Reliable typing of MERS-CoV variants with a small genome fragment.

J Clin Virol

Department of Viroscience, Erasmus Medical Center, P.O. Box 2040, 3000 CA Rotterdam, Netherlands; Virology Division, Centre for Infectious Diseases Research, Diagnostics and Screening, National Institute for Public Health and the Environment, Bilthoven 3720BA, Netherlands. Electronic address:

Published: March 2015

Background: Middle East Respiratory Syndrome coronavirus (MERS-CoV) is an emerging pathogen that causes lower respiratory tract infection in humans. Camels are the likely animal source for zoonotic infection, although exact transmission modes remain to be determined. Human-to-human transmission occurs sporadically. The wide geographic distribution of MERS-CoV among dromedary camels and ongoing transmissions to humans provides concern for the evolution of a MERS-CoV variant with efficient human-to-human transmission capabilities. Phylogenetic analysis of MERS-CoV has occurred by analysis of full-length genomes or multiple concatenated genome fragments, which is time-consuming, costly and limited to high viral load samples.

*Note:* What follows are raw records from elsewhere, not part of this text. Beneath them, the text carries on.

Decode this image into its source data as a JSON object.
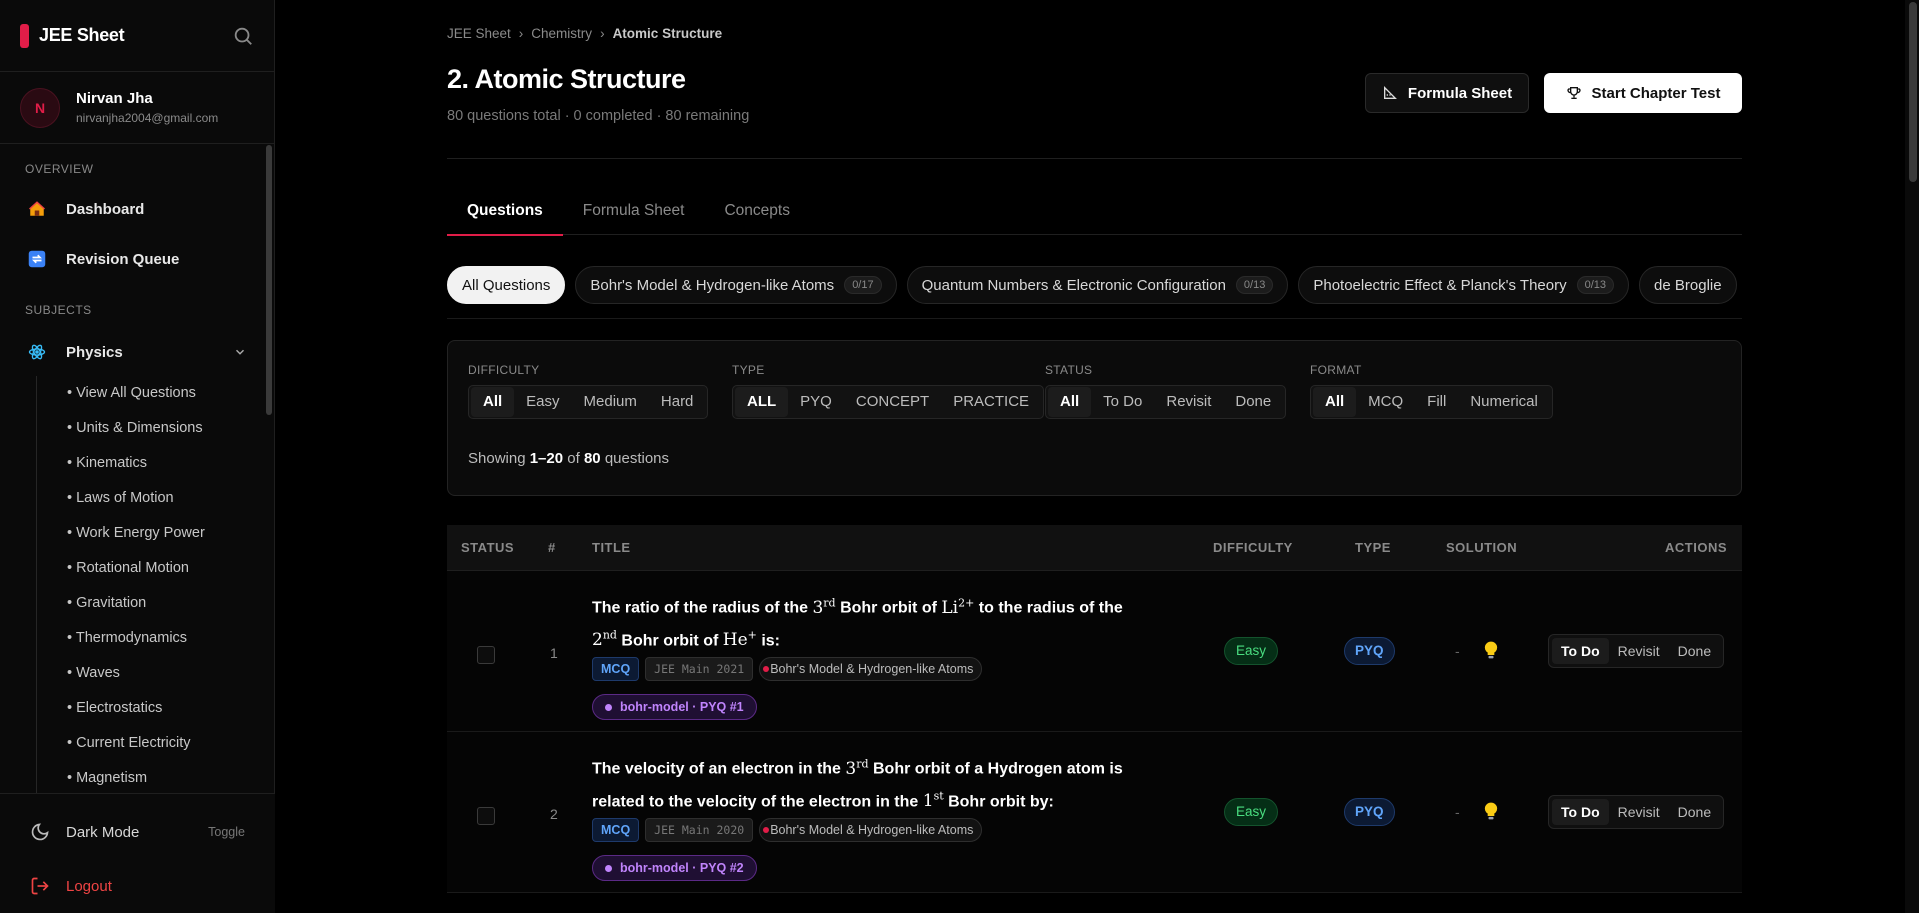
{
  "sidebar": {
    "brand": "JEE Sheet",
    "user": {
      "initial": "N",
      "name": "Nirvan Jha",
      "email": "nirvanjha2004@gmail.com"
    },
    "overview_label": "OVERVIEW",
    "overview_items": [
      {
        "label": "Dashboard",
        "icon": "house-icon"
      },
      {
        "label": "Revision Queue",
        "icon": "repeat-icon"
      }
    ],
    "subjects_label": "SUBJECTS",
    "subject": {
      "label": "Physics",
      "icon": "atom-icon"
    },
    "sub_items": [
      "• View All Questions",
      "• Units & Dimensions",
      "• Kinematics",
      "• Laws of Motion",
      "• Work Energy Power",
      "• Rotational Motion",
      "• Gravitation",
      "• Thermodynamics",
      "• Waves",
      "• Electrostatics",
      "• Current Electricity",
      "• Magnetism"
    ],
    "dark_mode": {
      "label": "Dark Mode",
      "toggle": "Toggle"
    },
    "logout": "Logout"
  },
  "breadcrumb": {
    "items": [
      "JEE Sheet",
      "Chemistry"
    ],
    "current": "Atomic Structure",
    "sep": "›"
  },
  "page": {
    "title": "2. Atomic Structure",
    "subtitle": "80 questions total · 0 completed · 80 remaining",
    "formula_btn": "Formula Sheet",
    "test_btn": "Start Chapter Test"
  },
  "tabs": [
    "Questions",
    "Formula Sheet",
    "Concepts"
  ],
  "chips": [
    {
      "label": "All Questions",
      "count": ""
    },
    {
      "label": "Bohr's Model & Hydrogen-like Atoms",
      "count": "0/17"
    },
    {
      "label": "Quantum Numbers & Electronic Configuration",
      "count": "0/13"
    },
    {
      "label": "Photoelectric Effect & Planck's Theory",
      "count": "0/13"
    },
    {
      "label": "de Broglie",
      "count": ""
    }
  ],
  "filters": {
    "difficulty": {
      "label": "DIFFICULTY",
      "options": [
        "All",
        "Easy",
        "Medium",
        "Hard"
      ]
    },
    "type": {
      "label": "TYPE",
      "options": [
        "ALL",
        "PYQ",
        "CONCEPT",
        "PRACTICE"
      ]
    },
    "status": {
      "label": "STATUS",
      "options": [
        "All",
        "To Do",
        "Revisit",
        "Done"
      ]
    },
    "format": {
      "label": "FORMAT",
      "options": [
        "All",
        "MCQ",
        "Fill",
        "Numerical"
      ]
    },
    "showing_prefix": "Showing",
    "showing_range": "1–20",
    "showing_of": "of",
    "showing_total": "80",
    "showing_suffix": "questions"
  },
  "table": {
    "headers": {
      "status": "STATUS",
      "num": "#",
      "title": "TITLE",
      "difficulty": "DIFFICULTY",
      "type": "TYPE",
      "solution": "SOLUTION",
      "actions": "ACTIONS"
    },
    "rows": [
      {
        "num": "1",
        "format": "MCQ",
        "exam": "JEE Main 2021",
        "topic": "Bohr's Model & Hydrogen-like Atoms",
        "pyq": "bohr-model · PYQ #1",
        "difficulty": "Easy",
        "type": "PYQ",
        "solution": "-",
        "actions": [
          "To Do",
          "Revisit",
          "Done"
        ]
      },
      {
        "num": "2",
        "format": "MCQ",
        "exam": "JEE Main 2020",
        "topic": "Bohr's Model & Hydrogen-like Atoms",
        "pyq": "bohr-model · PYQ #2",
        "difficulty": "Easy",
        "type": "PYQ",
        "solution": "-",
        "actions": [
          "To Do",
          "Revisit",
          "Done"
        ]
      }
    ],
    "q1": {
      "a": "The ratio of the radius of the",
      "b": "3",
      "bs": "rd",
      "c": "Bohr orbit of",
      "d": "Li",
      "ds": "2+",
      "e": "to the radius of the",
      "f": "2",
      "fs": "nd",
      "g": "Bohr orbit of",
      "h": "He",
      "hs": "+",
      "i": "is:"
    },
    "q2": {
      "a": "The velocity of an electron in the",
      "b": "3",
      "bs": "rd",
      "c": "Bohr orbit of a Hydrogen atom is related to the velocity of the electron in the",
      "d": "1",
      "ds": "st",
      "e": "Bohr orbit by:"
    }
  },
  "colors": {
    "accent": "#e11d48",
    "easy": "#4ade80",
    "pyq": "#60a5fa",
    "tag_purple": "#c084fc"
  }
}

Objective: To develop a simple, reliable MERS-CoV variant typing assay to facilitate monitoring of MERS-CoV diversity in animals and humans.

Study Design: Phylogenetic analysis of presently known full-length MERS-CoV genomes was performed to identify genomic regions with sufficient phylogenetic content to allow reliable MERS-CoV variant typing. RT-PCR assays targeting these regions were designed and optimized.

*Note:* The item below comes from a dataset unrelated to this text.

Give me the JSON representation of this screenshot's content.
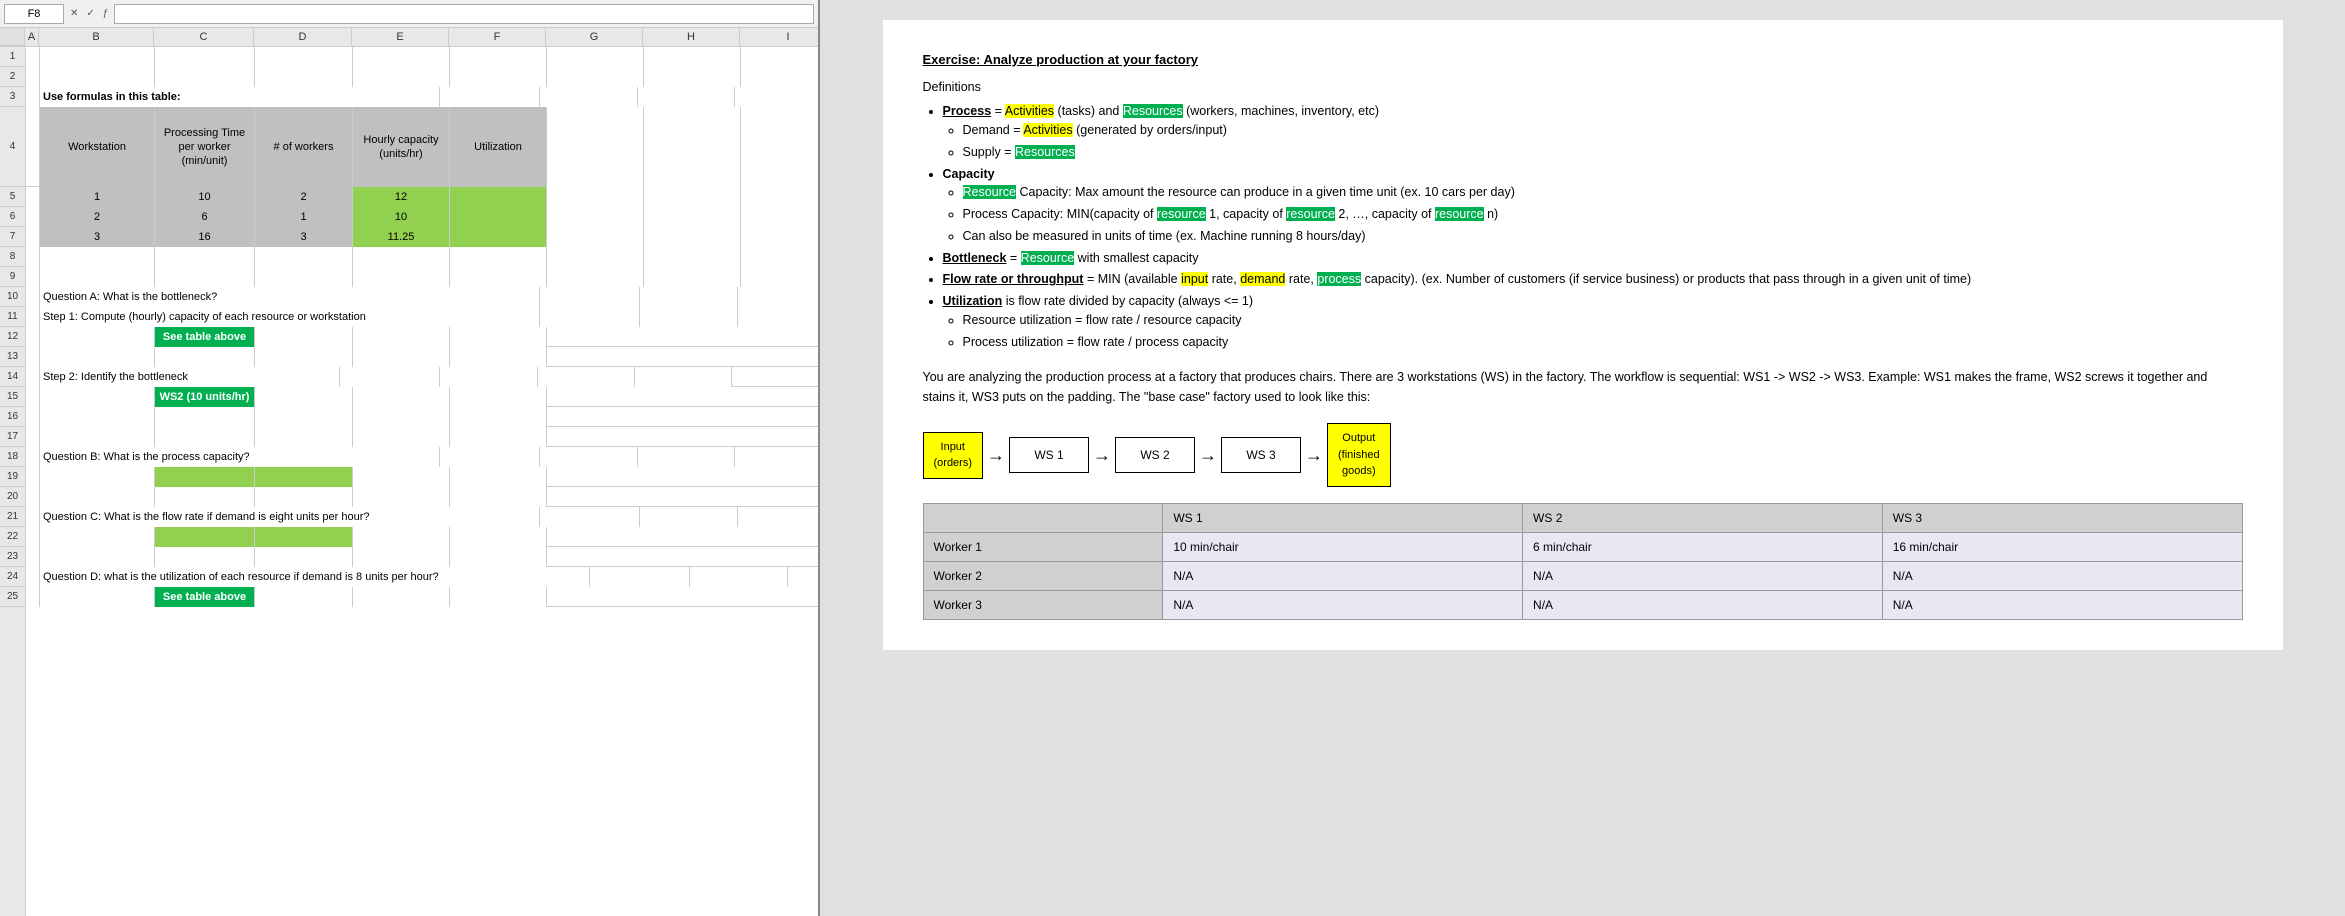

Results: A reverse-transcription PCR assay for MERS-CoV targeting a 615 bp spike fragment provides a phylogenetic clustering of MERS-CoV variants comparable to that of full-length genomes. The detection limit corresponds to a cycle treshold value of ∼ 35 with standard upE real time PCR assays on RNA isolated from MERS-CoV EMC. Nasal swabs from RT-PCR positive camels (Ct values 12.9-32.2) yielded reliable sequence information in 14 samples.

Conclusions: We developed a simple, reliable MERS-CoV variant typing assay which is crucial in monitoring MERS-CoV circulation in real time with relatively little investment on location.